There's a nugget of truth to the rhetoric of empowerment. Its central theme is an effort to involve people in their communities. Kemp's HUD policies avoided completely imposing "assistance" upon disadvantage people. Instead, they aimed to encourage community members to feel connected to, and responsible for, solutions to their neighborhood dilemmas. "Empowerment" recast politics as a primarily local phenomenon.

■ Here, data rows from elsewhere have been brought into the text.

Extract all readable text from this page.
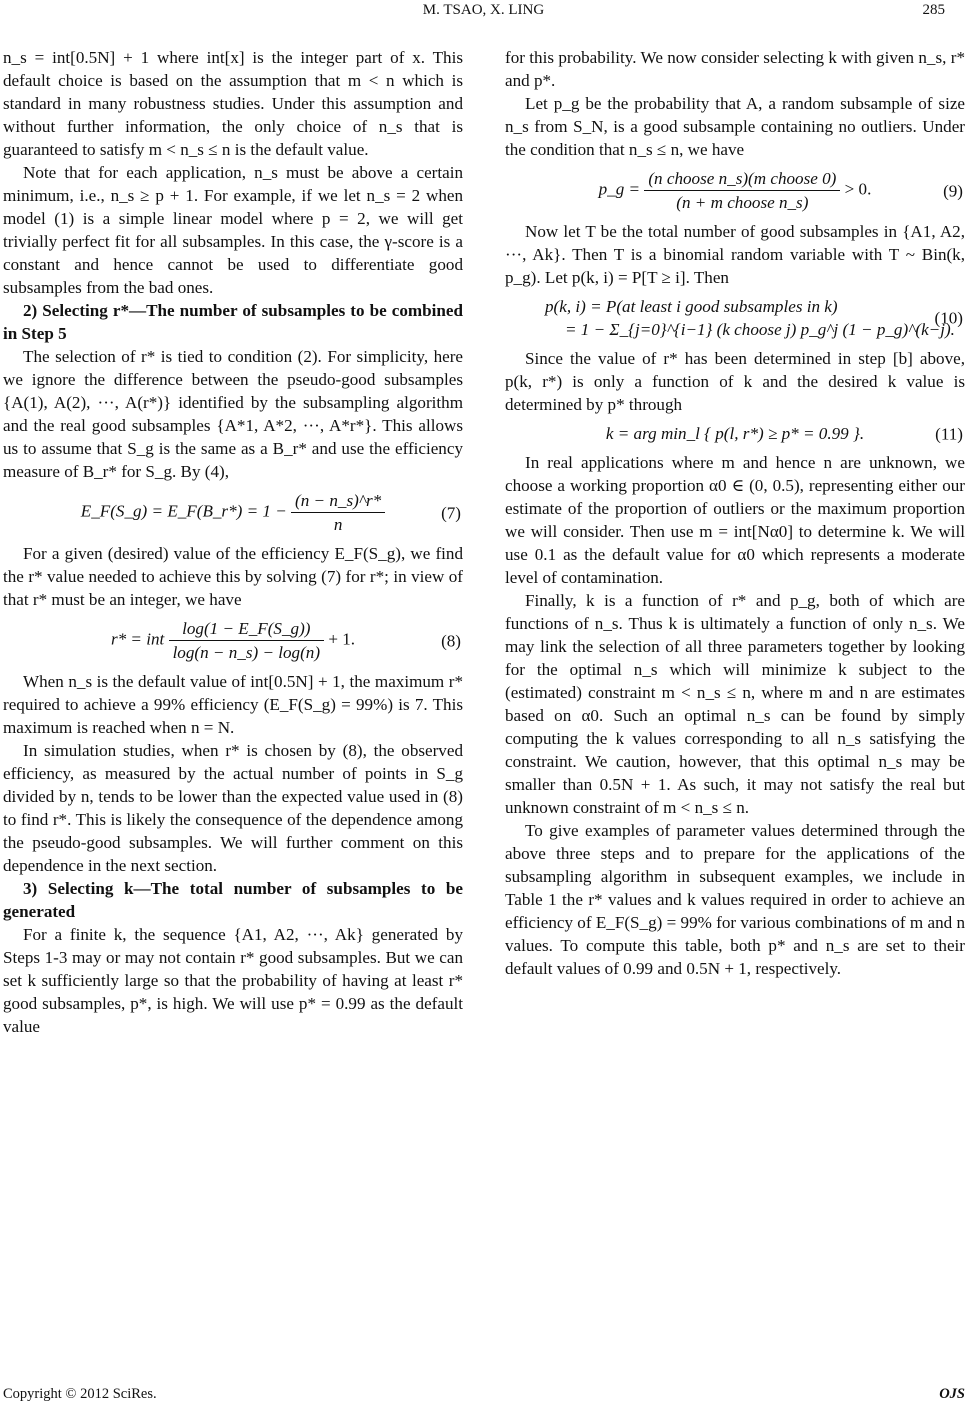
M. TSAO, X. LING	285

n_s = int[0.5N] + 1 where int[x] is the integer part of x. This default choice is based on the assumption that m < n which is standard in many robustness studies. Under this assumption and without further information, the only choice of n_s that is guaranteed to satisfy m < n_s ≤ n is the default value.

Note that for each application, n_s must be above a certain minimum, i.e., n_s ≥ p + 1. For example, if we let n_s = 2 when model (1) is a simple linear model where p = 2, we will get trivially perfect fit for all subsamples. In this case, the γ-score is a constant and hence cannot be used to differentiate good subsamples from the bad ones.

2) Selecting r*—The number of subsamples to be combined in Step 5

The selection of r* is tied to condition (2). For simplicity, here we ignore the difference between the pseudo-good subsamples {A(1), A(2), ···, A(r*)} identified by the subsampling algorithm and the real good subsamples {A*1, A*2, ···, A*r*}. This allows us to assume that S_g is the same as a B_r* and use the efficiency measure of B_r* for S_g. By (4),

E_F(S_g) = E_F(B_r*) = $1 - \frac{(n - n\_s)\^{}r*}{n}$	(7)

For a given (desired) value of the efficiency E_F(S_g), we find the r* value needed to achieve this by solving (7) for r*; in view of that r* must be an integer, we have

r* = int $\frac{\log(1 - E\_F(S\_g))}{\log(n - n\_s) - \log(n)} + 1$.	(8)

When n_s is the default value of int[0.5N] + 1, the maximum r* required to achieve a 99% efficiency (E_F(S_g) = 99%) is 7. This maximum is reached when n = N.

In simulation studies, when r* is chosen by (8), the observed efficiency, as measured by the actual number of points in S_g divided by n, tends to be lower than the expected value used in (8) to find r*. This is likely the consequence of the dependence among the pseudo-good subsamples. We will further comment on this dependence in the next section.

3) Selecting k—The total number of subsamples to be generated

For a finite k, the sequence {A1, A2, ···, Ak} generated by Steps 1-3 may or may not contain r* good subsamples. But we can set k sufficiently large so that the probability of having at least r* good subsamples, p*, is high. We will use p* = 0.99 as the default value

for this probability. We now consider selecting k with given n_s, r* and p*.

Let p_g be the probability that A, a random subsample of size n_s from S_N, is a good subsample containing no outliers. Under the condition that n_s ≤ n, we have

p_g = $\frac{\text{(n choose n\_s)(m choose 0)}}{\text{(n + m choose n\_s)}} > 0$.	(9)

Now let T be the total number of good subsamples in {A1, A2, ···, Ak}. Then T is a binomial random variable with T ~ Bin(k, p_g). Let p(k, i) = P[T ≥ i]. Then

p(k, i) = P(at least i good subsamples in k)
= 1 − Σ_{j=0}^{i−1} (k choose j) p_g^j (1 − p_g)^(k−j).
(10)

Since the value of r* has been determined in step [b] above, p(k, r*) is only a function of k and the desired k value is determined by p* through

k = arg min_l { p(l, r*) ≥ p* = 0.99 }.	(11)

In real applications where m and hence n are unknown, we choose a working proportion α0 ∈ (0, 0.5), representing either our estimate of the proportion of outliers or the maximum proportion we will consider. Then use m = int[Nα0] to determine k. We will use 0.1 as the default value for α0 which represents a moderate level of contamination.

Finally, k is a function of r* and p_g, both of which are functions of n_s. Thus k is ultimately a function of only n_s. We may link the selection of all three parameters together by looking for the optimal n_s which will minimize k subject to the (estimated) constraint m < n_s ≤ n, where m and n are estimates based on α0. Such an optimal n_s can be found by simply computing the k values corresponding to all n_s satisfying the constraint. We caution, however, that this optimal n_s may be smaller than 0.5N + 1. As such, it may not satisfy the real but unknown constraint of m < n_s ≤ n.

To give examples of parameter values determined through the above three steps and to prepare for the applications of the subsampling algorithm in subsequent examples, we include in Table 1 the r* values and k values required in order to achieve an efficiency of E_F(S_g) = 99% for various combinations of m and n values. To compute this table, both p* and n_s are set to their default values of 0.99 and 0.5N + 1, respectively.

Copyright © 2012 SciRes.	OJS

Kemp is no longer at the HUD helm, which means his empowerment policies might fade. But his presidential ambitions ensure that empowerment politics will remain visible. If Kemp is successful, his "Empowerment" umbrella--the group, its literature, its offshoot satellite series, its adjunct businesses and associated candidates--may achieve a shift in political thought, a reemphasis on the community as the center of political activity. Religious Right groups like Pat Robertson's Christian Coalition have been using the community-based tactic for years. The principle: field grass-roots candidates for local offices, thereby extending the political network before you enter the national arena.

Political magazines have presented this strategy as an insidious plot, a secret infiltration that Americans won't detect until it's too late. The doomsday articles only betray the media's unmistakable bias against the far right. Independent of ideology and policy goals, the grass-roots network is excellent politics.

Kemp's approach is smart because it applies to more than one segment of the population. Community-based politics, no matter what the community, leads to citizens who are more politically aware, and consequently, politically active.

Offshoot Republican movements have cropped up in abundance since Bush left office. But one thing is clear about Kemp's particular effort at party leadership. Whatever its flaws, it appeals to a population that has never before been receptive to Republications--a population that is too often lost completely in the political shuffle.

And if that segment of the population gains a greater political voice, that may be worth calling real empowerment.